What does the future hold for international trade?
The recent surge in trade conflicts signals a potential shift away from the decades-long trend toward more open global trade. This reflects deeper changes in the world order, including:
- Shifting power balances between established economies like the U.S. and rising powers like China.
- Growing domestic political pressure from communities that feel harmed by globalization.
- Increasing concerns about economic security and supply chain resilience, especially after disruptions like the COVID-19 pandemic.
- The blending of economic and national security objectives in trade policy.
Trade wars aren’t just economic policies – they’re also political instruments and expressions of national values. Their impacts spread throughout the economy, affecting currency markets, supply chains, consumer budgets, and job opportunities.

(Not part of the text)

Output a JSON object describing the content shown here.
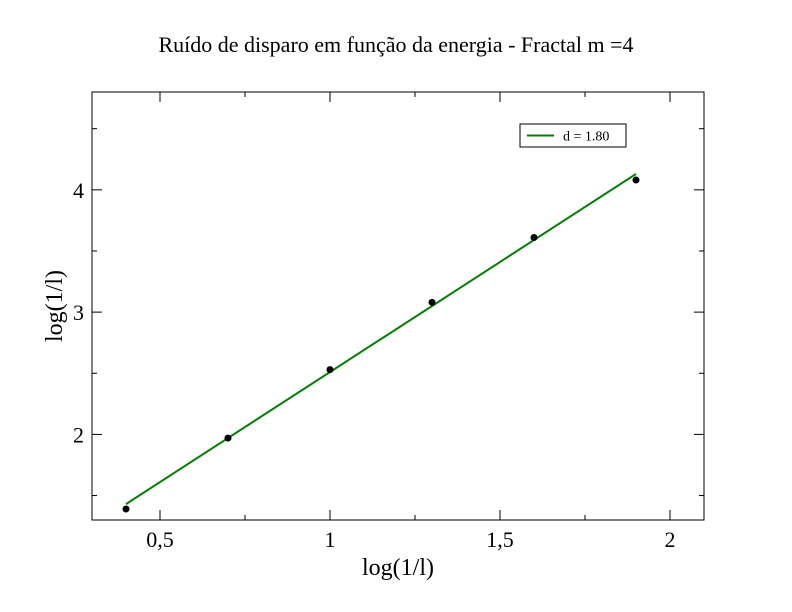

While temporary protective measures might address specific short-term concerns, the health of the global economy ultimately depends on finding better ways to resolve trade disagreements without triggering destructive cycles of retaliation.
Most economists agree that in the long run, expanded trade tends to increase overall prosperity, though the benefits aren’t always shared equally. The challenge for policymakers is finding ways to maintain the advantages of open trade while addressing legitimate concerns about fairness, job displacement, and national security.